Monday, February 4, 2013

Comic Review: No Hero

I realized something the other day, I'm getting older.  Things I would have liked even a few years ago, don't even seem worth the effort now.  Which is why I'm a little surprised with myself as to why I even chose to pick up No Hero from my shelf.

See, No Hero kinda exemplifies exactly the type of comic I don't go for any more: over the top action-over-story type comics.  They all seem to sing the same tune, and that song just doesn't do much for me anymore.

So why the fuck did I pick up No Hero from the shelf? I guess 'cause it's been sitting there for a while, and I paid good money for it. So, even though I feel like I've moved on from this brand of comics, I still felt like I needed read this before it collected any more dust from languishing on my shelves.  I wasn't even all that excited to check it out.

Not exactly a recipe for success.

As I sorta expected going in, No Hero delivers sophomoric writing that appears to be completely devoid of any effort on the behalf of Warren Ellis.  The plot is simple: An eccentric genius creates a wonder drug, FX7, that can give the user extraordinary powers.  Carrick Masterson, the guy who created the drug, has been selectively doling it out to a few individuals over the years, this creating generations of superhumans with the communal goal of making the world a better place by policing the globe and fixing shit as they see fit, when things go wrong.

Over the past forty years, there's been a few generations of these powered up people, known as The Levelers, who later became known as The Front Line. However, in that time, they've also managed to piss off a bunch of people as well, and now members of The Front Line are being killed left and right.  Which leads Masterson on a mission to rebuild the team, and the first guy he picks out as a candidate is a young man with strong ideals and an overwhelming desire for justice. But he has some strange reactions to FX7 drug, and now that he's all jacked up with superpowers the shit really starts to hit the fan.


The plot in No Hero is nothing special; when things get slow, there's some tits and ass chucked in, then later on, there's a twist that sorta makes things more interesting, but really isn't very exciting.  Like I said earlier, Ellis' writing is nowhere near on par with his efforts on Planetary or Transmetropolitan.  It's hard to tell the same guy wrote this stuff.  The only thing that makes No Hero come even remotely close to being special is the art of Juan Jose Ryp.

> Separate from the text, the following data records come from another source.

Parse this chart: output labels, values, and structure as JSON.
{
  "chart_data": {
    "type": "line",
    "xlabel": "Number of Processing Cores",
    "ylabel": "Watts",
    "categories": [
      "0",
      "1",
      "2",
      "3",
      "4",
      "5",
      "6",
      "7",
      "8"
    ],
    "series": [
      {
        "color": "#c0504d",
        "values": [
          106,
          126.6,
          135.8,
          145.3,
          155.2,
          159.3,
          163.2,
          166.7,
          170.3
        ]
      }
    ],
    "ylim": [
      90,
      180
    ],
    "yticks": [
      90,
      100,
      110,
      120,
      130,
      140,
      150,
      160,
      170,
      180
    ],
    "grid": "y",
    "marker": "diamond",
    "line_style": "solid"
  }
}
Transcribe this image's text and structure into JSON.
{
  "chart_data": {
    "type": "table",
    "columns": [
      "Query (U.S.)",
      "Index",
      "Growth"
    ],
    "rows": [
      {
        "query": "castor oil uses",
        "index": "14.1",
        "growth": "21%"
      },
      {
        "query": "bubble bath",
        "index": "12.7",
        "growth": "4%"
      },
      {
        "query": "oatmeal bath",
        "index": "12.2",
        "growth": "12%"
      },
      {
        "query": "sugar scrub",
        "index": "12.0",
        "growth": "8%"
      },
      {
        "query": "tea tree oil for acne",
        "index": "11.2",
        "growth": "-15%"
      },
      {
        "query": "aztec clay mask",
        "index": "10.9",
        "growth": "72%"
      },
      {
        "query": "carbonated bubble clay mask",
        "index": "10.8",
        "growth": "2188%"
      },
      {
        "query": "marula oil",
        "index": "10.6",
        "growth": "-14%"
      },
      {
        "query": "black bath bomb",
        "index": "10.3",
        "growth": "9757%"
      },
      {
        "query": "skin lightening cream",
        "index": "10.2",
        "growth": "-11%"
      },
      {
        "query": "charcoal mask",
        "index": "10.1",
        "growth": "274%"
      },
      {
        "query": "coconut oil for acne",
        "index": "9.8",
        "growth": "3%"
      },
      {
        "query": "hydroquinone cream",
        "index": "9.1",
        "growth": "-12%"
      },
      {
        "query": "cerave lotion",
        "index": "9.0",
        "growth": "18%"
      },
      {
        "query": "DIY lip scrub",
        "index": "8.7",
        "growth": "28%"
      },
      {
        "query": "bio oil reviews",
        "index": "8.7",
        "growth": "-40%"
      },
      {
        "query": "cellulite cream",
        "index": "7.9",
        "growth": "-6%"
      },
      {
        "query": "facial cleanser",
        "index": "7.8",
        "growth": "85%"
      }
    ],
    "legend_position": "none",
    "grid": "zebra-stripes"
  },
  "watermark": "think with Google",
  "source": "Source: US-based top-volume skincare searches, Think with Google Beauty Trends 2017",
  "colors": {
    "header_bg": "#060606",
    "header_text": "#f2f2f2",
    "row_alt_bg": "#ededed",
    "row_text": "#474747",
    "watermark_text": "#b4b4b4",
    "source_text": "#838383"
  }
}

The dude can draw some crazy, hyper detailed scenes, and he's pretty much given full reign here as there's a lot more substance to the art than there is to the story.  Easily my favorite part of this comic was the four consecutive double page spread sequence where Masterson's would be hero trips balls from the FX7 drug.  Talk about a bad trip...



Sadly, too much of this comic felt like it was aimed at a demographic half my age, which didn't do much for me.  Things get extremely bloody, violent and silly pretty damn fast in No Hero. There's just too many moments where I rolled my eyes, and forged ahead.  I guess some folks would really enjoy seeing spines get ripped out, and faces punched off. Shit, I would have liked that shit only a few short years ago, but it was just too much here.  That kind of extreme violence really loses it's power and impact when it is happening page after page after page.

If seeing a dude use someone else's spine as a strap-on is cool to you, then by all means, give No Hero a whirl, otherwise steer well clear of this mess. There's some cool Juan Jose Ryp art, but he's done better comics with equal skill. For me, this one is going in the sell-back pile.

Grade: D


4 comments:

Niall Alexander said...

Yeah. I hate to say it, but... yeah.

Warren Ellis was one of my favourite writers back in the day, and I dare say he's still capable - his new book, Gun Machine, is great - but since I started reading comics again, most of the stuff of his I've caught up on has left me feeling the exact same way. Which is to say, like I've gotten old, god damn it.

When did that happen, exactly? :/

Ryan said...

Yeah, I think I just woke up one day, with a pain in my back and an ill demeanor towards juvenile comics.

Both the back pain and the ill demeanor seem like they are here to stay.

Glad to hear Gun Machine is good. Will there be a review at TSS?

Niall Alexander said...

It was Garth Ennis' Crossed that killed these sorts of comics for me, and it's my hips that are giving in. Otherwise... snap.

As to a write-up of Gun Machine on TSS, I have been meaning to get around to writing one, but the longer I leave a thing like this, the less likely it gets. Capsule review: it's all the reminder the likes of you or I need, even in our in our embitteredness, that Warren Ellis still has it.

More to follow, maybe.

Ryan said...

That's a damn fine capsule review! I might just have to check it out. I've never read any of his prose work.